31.Bölüm:Majesteleri

886 63 10
                                    

'COTİNG! '

Adamın sırtında ki devasa kılıcı hızla savurması ile birlikte Lio'da belinde ki hançeri hızla çıkartarak devasa kılıcın karşısına geçtiğinde, iki silahın çarpışma sesi etrafta yankılanmıştı.

Ortaya çıkan muazzam güç eşliğin de birbirlerinden uzaklaşan ikili, bacaklarını yere sürterek durduktan sonra dikkatle birbirlerini süzerek çember çizermiş gibi ilerlemeye başladıkları sırada iki savaşçı da birbirlerinin açık noktalarını hedeflese de birbirlerinden göz temasını da mümkün oldukça ayırmıyorlardı.

İkili sonunda karşılıklı durdukları vakit Lio, elinde ki hançeri tekrar beline koyduktan sonra sağ elini gökyüzüne doğru uzattı.

"KARANLIĞIN EJDERHASI; KAGEMURE, EFENDİNE GEL! "

Lio'nun bağırışı eşliğin de gökyüzünde yankılanan devasa kükreme ile yer altının tavanı tamamen karanlık bulutlar ile kaplandığı vakit, karanlık bulutlar bir ejderha vücudunun şeklini almışlardı.

"RRAAAAAARRRRRRGGGHH! "

Kara bulutların aldığı ejderha şekli kükrercesine hareket ettiği vakit etrafta yankılanan kudret dolu ses eşliğin de karanlık bulutlar tıpkı bir hortumla çekiliyormuş gibi Lio nun eline doğru akın etmeye başladığı vakit; Lio'nun elinde yavaş yavaş ortaya çıkan devasa tırpan eşliğin de Lio'nun gözleri, yakut misali kırmızı bir renkle parladıkların da yüzünde büyüyen sırıtış eşliğin de Lio ağır adımlar ile karşısında ki savaşçıya doğru ilerlemeye başladı.

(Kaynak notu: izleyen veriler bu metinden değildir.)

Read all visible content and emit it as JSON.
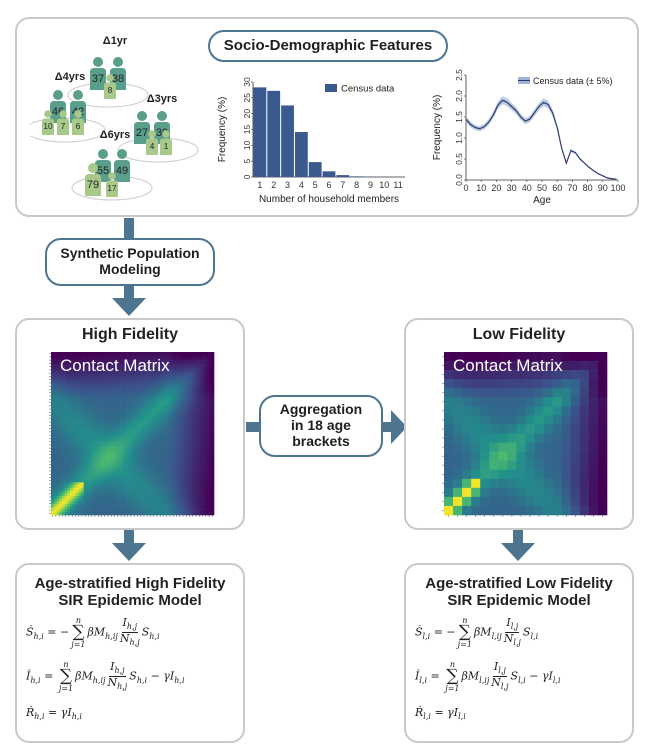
{
  "top": {
    "title": "Socio-Demographic Features",
    "people": {
      "groups": [
        {
          "label": "Δ1yr",
          "numbers": [
            "37",
            "38",
            "8"
          ]
        },
        {
          "label": "Δ4yrs",
          "numbers": [
            "46",
            "42",
            "10",
            "7",
            "6"
          ]
        },
        {
          "label": "Δ3yrs",
          "numbers": [
            "27",
            "30",
            "4",
            "1"
          ]
        },
        {
          "label": "Δ6yrs",
          "numbers": [
            "55",
            "49",
            "79",
            "17"
          ]
        }
      ]
    }
  },
  "chart_data": [
    {
      "type": "bar",
      "categories": [
        "1",
        "2",
        "3",
        "4",
        "5",
        "6",
        "7",
        "8",
        "9",
        "10",
        "11"
      ],
      "values": [
        28.3,
        27.2,
        22.6,
        14.2,
        4.7,
        1.8,
        0.6,
        0.2,
        0.1,
        0.05,
        0.02
      ],
      "xlabel": "Number of household members",
      "ylabel": "Frequency (%)",
      "ylim": [
        0,
        30
      ],
      "yticks": [
        "0",
        "5",
        "10",
        "15",
        "20",
        "25",
        "30"
      ],
      "legend": "Census data",
      "color": "#3a5a8f"
    },
    {
      "type": "line",
      "x": [
        0,
        3,
        6,
        9,
        12,
        15,
        18,
        21,
        24,
        27,
        30,
        33,
        36,
        39,
        42,
        45,
        48,
        51,
        54,
        57,
        60,
        63,
        66,
        69,
        72,
        75,
        78,
        81,
        84,
        87,
        90,
        93,
        96,
        99
      ],
      "y": [
        1.45,
        1.32,
        1.25,
        1.22,
        1.27,
        1.38,
        1.55,
        1.78,
        1.9,
        1.85,
        1.75,
        1.65,
        1.5,
        1.4,
        1.45,
        1.6,
        1.75,
        1.85,
        1.8,
        1.6,
        1.25,
        0.75,
        0.4,
        0.7,
        0.65,
        0.5,
        0.4,
        0.3,
        0.22,
        0.15,
        0.1,
        0.05,
        0.03,
        0.02
      ],
      "xlabel": "Age",
      "ylabel": "Frequency (%)",
      "xlim": [
        0,
        100
      ],
      "ylim": [
        0,
        2.5
      ],
      "xticks": [
        "0",
        "10",
        "20",
        "30",
        "40",
        "50",
        "60",
        "70",
        "80",
        "90",
        "100"
      ],
      "yticks": [
        "0.0",
        "0.5",
        "1.0",
        "1.5",
        "2.0",
        "2.5"
      ],
      "legend": "Census data (± 5%)",
      "color": "#2c3e6e",
      "band_color": "#9fb3d9"
    }
  ],
  "synthetic": {
    "line1": "Synthetic Population",
    "line2": "Modeling"
  },
  "high": {
    "title": "High Fidelity",
    "matrix_label": "Contact Matrix",
    "model_title1": "Age-stratified High Fidelity",
    "model_title2": "SIR Epidemic Model",
    "sub": "h"
  },
  "low": {
    "title": "Low Fidelity",
    "matrix_label": "Contact Matrix",
    "model_title1": "Age-stratified Low Fidelity",
    "model_title2": "SIR Epidemic Model",
    "sub": "l"
  },
  "aggregation": {
    "line1": "Aggregation",
    "line2": "in 18 age",
    "line3": "brackets"
  },
  "colors": {
    "arrow": "#4e7590",
    "panel_border": "#c9c9c9",
    "person_dark": "#5a9e8c",
    "person_light": "#a9c98a"
  }
}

"TOPRAK STİLİ: SÜS HEYKELİ! "

Adeta heykel misali kımıldamadan duran adamın bir anda vücudunu kaplayan toprak parçaları eşliğin de adam hızla kaçmaya çalışsa da nereye kaçarsa kaçsın onu takip eden toprak hızla vücuduna yapışarak sertleşiyordu.

Saniyeler boyunca adam kaçarak topraktan kurtulmaya çalışsa da ayağını her yere bastığın da toprak biraz daha vücuduna yapışarak hareket etmesini mümkün oldukça yavaşlatıyordu.

En sonunda adamın yüzü hariç tüm vücudu toprak ile kaplandığında, adamın devasa vücudu bir heykel edası ile kıpırdamadan duruyordu.

"İLK DÖVÜŞÜN GALİBİ: KARANLIK KRAL! "

Etrafta bir anda yükselen ses eşliğinde vücudu toprak ile kaplanan adam karanlık ile kaplanarak ortadan kaybolduğu vakit dövüşecek kişileri anons eden adam tekrar ortaya çıkmıştı.

"Sırada ki dövüş için gelen kişiyi herkes tanıyor; Bizim güzeller güzeli prensesimiz, Leydi Gip!"

Adamın konuşmasının bitmesi eşliğin de seyircilerden tezaurat dolu sesler yükselmeye başladığı vakit Lio, bakışlarını karşısına çevirdiğinde karşıdan gelen üzerinde oldukça güzel bir elbise bulunan kızı incelemeye başladı.

Kız tıpkı bir prenses edası ile hafif ve narin adımlar eşliğin de yürürken elbisesi hafifçe rüzgarda dalgalanıyor ve ona çekicilik katıyordu.

Yüzünde ki sadece gözlerinin çevresini kaplayan tül gibi ince bir bez parçası ile sarılı olan maskesi dışında yüzü tamamen açıkta idi .

İnce dudakları ve dudakları ile orantılı minik bir burnu vardı. Gözlerini örten tüle rağmen ortaya çıkan mavi gözleri, bakanı uçsuz bucaksız bir okyanusta imiş gibi rahatlatabilirdi.

Kızın güzelliğine gariplik katan tek şey ise belinde ki kamçıdan başka bir şey değildi. Gip isimli kızın belinde asılı duran kamçının hafif mavi bir ışık ile parlaması bu kamçının efsunlu olduğunu işaret ediyordu.